Credit Union Versus Bank, What is the Difference?

Many people ask what the difference is between a credit union and a bank, thinking the two are very different from each other. Each is an institution that offer many of the same financial services such as checking accounts, savings accounts, and loans of various types.

The main difference is the beneficiaries of earnings.

A credit union is a not-for-profit cooperative, where customers are actually members and become part owners. Earnings are paid back to the member-owners in the form of higher savings rates and lower loan rates.

Banks are for-profit corporations where earnings and profits are paid to stockholders.

Credit unions are also based on stronger demographic principles. So, for example, members get to vote on who the board members are and how the credit union is run. Credit unions are local, and are often highly involved in community functions.

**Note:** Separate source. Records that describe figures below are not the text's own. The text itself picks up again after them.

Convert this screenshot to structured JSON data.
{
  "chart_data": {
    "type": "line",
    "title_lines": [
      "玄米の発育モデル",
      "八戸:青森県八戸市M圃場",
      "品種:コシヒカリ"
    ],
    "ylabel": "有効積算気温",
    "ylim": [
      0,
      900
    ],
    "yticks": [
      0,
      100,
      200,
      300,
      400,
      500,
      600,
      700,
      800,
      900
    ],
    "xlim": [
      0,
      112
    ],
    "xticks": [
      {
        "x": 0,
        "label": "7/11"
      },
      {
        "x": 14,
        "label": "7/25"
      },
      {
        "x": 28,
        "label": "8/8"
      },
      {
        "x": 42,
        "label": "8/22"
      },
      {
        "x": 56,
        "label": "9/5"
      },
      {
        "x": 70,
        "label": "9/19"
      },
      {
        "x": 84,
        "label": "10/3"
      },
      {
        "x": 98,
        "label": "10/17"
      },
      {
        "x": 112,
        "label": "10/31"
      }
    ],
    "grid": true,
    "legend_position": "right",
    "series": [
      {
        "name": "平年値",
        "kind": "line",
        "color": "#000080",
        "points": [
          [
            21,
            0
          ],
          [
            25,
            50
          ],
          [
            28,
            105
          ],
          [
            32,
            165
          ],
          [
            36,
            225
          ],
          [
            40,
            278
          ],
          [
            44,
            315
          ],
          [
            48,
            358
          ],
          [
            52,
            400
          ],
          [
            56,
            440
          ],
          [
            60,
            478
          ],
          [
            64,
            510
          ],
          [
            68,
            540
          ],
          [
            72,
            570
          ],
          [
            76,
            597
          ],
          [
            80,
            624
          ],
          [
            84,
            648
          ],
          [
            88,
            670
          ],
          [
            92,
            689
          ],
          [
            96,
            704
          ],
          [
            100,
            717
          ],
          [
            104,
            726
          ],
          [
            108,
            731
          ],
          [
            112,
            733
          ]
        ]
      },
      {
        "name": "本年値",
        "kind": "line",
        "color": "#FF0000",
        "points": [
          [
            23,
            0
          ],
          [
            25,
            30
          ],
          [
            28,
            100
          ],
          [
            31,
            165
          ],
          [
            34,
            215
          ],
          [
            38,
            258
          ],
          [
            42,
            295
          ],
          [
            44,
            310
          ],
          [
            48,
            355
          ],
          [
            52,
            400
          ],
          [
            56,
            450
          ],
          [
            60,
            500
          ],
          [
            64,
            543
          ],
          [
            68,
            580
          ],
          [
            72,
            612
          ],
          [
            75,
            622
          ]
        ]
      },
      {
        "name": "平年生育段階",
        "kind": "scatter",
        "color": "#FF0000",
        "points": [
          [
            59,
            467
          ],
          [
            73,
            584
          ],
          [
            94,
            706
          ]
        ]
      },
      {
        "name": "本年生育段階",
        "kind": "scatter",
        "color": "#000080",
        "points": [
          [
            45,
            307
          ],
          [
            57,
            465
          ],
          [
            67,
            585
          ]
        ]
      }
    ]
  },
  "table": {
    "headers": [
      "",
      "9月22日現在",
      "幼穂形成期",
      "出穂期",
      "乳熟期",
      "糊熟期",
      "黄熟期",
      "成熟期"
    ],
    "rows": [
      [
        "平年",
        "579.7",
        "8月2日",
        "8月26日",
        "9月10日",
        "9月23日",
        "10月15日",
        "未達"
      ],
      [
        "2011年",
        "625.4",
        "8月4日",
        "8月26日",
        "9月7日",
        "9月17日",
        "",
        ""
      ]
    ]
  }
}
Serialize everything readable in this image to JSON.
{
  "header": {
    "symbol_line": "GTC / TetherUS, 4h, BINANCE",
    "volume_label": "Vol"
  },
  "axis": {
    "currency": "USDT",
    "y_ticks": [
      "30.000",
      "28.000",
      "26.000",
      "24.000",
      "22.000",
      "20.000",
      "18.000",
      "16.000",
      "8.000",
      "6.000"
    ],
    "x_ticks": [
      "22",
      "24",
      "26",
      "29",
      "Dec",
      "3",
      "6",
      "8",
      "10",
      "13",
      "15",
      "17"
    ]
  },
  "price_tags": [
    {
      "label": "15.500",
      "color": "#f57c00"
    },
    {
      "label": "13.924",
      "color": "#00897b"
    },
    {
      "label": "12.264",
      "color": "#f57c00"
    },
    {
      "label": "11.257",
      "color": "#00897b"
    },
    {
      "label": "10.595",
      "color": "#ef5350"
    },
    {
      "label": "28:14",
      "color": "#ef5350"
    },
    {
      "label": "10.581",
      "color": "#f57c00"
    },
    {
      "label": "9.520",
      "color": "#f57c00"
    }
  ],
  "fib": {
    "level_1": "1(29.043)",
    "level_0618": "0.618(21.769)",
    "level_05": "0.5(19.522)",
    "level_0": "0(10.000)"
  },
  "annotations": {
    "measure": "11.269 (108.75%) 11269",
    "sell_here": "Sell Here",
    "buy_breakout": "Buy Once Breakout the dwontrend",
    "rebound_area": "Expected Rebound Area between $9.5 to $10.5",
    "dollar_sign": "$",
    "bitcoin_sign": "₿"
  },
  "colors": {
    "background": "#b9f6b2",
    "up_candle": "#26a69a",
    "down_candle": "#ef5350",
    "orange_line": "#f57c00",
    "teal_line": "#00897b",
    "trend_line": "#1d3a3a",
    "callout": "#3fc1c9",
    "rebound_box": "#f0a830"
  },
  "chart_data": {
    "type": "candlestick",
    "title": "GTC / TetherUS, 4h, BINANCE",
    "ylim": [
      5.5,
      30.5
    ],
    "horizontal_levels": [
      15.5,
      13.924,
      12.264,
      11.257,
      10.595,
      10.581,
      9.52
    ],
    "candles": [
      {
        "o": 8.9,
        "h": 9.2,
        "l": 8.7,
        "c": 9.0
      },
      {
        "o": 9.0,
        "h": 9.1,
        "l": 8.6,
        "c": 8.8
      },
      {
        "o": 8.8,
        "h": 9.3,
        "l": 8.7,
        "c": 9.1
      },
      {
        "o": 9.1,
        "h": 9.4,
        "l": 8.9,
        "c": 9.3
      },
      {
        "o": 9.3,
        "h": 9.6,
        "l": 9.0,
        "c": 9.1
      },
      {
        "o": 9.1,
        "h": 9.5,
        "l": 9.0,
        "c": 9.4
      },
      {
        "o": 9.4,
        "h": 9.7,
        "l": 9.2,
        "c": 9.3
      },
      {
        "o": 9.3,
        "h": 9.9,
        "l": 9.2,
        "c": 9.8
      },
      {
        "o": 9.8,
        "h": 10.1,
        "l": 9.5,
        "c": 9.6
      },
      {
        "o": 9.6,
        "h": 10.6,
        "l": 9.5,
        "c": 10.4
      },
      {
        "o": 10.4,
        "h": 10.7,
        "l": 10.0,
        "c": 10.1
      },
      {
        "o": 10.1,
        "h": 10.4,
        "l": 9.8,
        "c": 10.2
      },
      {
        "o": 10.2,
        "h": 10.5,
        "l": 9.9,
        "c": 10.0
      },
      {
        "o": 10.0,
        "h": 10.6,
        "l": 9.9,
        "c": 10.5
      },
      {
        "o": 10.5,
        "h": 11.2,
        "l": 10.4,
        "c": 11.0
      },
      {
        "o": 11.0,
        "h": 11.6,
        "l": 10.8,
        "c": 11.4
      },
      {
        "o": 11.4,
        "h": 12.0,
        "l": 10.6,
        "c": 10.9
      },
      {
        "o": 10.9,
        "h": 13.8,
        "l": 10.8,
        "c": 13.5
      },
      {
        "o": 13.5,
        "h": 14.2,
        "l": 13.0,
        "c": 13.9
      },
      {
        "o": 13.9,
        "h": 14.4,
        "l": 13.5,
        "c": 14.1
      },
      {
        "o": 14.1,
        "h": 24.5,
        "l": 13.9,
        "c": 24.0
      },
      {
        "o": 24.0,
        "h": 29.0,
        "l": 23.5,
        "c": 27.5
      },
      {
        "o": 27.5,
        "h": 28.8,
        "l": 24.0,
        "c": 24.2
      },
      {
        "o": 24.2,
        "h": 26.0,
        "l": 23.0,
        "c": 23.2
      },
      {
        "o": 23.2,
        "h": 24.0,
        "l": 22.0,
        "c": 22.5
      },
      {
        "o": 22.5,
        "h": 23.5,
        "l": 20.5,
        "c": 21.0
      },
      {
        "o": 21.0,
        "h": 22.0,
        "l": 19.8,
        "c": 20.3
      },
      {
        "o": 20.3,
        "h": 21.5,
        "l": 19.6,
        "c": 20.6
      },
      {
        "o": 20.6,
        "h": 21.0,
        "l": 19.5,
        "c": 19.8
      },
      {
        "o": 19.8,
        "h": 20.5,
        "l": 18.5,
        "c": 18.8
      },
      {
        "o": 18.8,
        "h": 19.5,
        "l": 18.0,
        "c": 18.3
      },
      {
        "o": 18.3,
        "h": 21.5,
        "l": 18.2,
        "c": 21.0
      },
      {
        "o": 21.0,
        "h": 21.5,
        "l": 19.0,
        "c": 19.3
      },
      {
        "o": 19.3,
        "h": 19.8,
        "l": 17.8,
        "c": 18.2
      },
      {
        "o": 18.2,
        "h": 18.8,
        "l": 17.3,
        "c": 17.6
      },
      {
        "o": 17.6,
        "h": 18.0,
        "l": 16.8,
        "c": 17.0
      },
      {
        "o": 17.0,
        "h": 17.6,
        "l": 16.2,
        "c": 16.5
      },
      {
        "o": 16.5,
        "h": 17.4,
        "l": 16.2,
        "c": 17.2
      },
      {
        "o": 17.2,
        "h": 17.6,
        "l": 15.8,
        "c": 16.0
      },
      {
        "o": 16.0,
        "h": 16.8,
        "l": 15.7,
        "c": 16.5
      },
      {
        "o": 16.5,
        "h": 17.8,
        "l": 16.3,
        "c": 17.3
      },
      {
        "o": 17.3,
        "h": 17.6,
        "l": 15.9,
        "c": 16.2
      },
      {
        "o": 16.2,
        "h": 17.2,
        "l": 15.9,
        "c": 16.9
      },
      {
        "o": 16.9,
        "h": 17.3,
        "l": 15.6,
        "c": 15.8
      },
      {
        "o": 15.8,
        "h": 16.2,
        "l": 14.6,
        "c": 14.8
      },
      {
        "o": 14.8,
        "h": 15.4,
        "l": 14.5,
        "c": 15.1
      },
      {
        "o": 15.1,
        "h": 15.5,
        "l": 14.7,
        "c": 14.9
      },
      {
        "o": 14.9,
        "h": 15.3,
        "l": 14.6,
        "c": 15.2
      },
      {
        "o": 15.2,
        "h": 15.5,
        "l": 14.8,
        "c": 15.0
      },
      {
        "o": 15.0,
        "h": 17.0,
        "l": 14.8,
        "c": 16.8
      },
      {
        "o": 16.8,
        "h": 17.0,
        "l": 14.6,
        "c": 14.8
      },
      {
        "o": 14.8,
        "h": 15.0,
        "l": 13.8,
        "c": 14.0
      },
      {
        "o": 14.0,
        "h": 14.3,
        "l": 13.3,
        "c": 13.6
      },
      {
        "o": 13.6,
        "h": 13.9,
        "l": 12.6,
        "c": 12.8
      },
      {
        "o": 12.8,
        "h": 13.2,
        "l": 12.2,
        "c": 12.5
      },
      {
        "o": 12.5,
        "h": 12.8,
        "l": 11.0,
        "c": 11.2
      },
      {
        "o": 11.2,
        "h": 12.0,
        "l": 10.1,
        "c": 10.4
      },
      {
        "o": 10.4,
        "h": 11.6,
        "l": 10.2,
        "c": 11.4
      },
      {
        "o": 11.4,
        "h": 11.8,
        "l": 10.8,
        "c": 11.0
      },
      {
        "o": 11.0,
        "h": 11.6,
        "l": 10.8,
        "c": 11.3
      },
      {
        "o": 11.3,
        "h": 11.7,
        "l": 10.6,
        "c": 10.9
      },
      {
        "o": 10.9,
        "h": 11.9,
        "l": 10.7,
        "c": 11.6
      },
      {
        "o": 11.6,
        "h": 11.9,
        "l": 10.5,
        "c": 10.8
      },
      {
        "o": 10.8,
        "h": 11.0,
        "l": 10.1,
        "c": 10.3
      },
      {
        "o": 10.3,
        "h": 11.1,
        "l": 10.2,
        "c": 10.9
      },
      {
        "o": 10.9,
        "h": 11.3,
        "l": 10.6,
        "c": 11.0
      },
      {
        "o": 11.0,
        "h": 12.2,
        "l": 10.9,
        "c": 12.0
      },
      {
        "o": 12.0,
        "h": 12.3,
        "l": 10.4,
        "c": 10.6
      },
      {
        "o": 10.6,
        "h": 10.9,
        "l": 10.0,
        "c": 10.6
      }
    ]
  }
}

The U.S government has never needed to use taxpayer money to bail out a credit union. They are typically very stable institutions. Credit unions are federally insured, just like banks, to offer the same protection to your monies.

What does this mean for a typical customer/member?

For a typical customer/member, they will not notice much, if any, difference in their banking habits or conveniences when joining a credit union. The manner in which checking accounts are run, for example, are familiar and credit unions offer the same types of loans and services people traditionally expect from a bank.

Credit unions cooperate with one another and utilize CO-OP ATM networks so that you have convenient access to your money no matter where you are. Banks don't cooperate with each other because they are in competition with each other.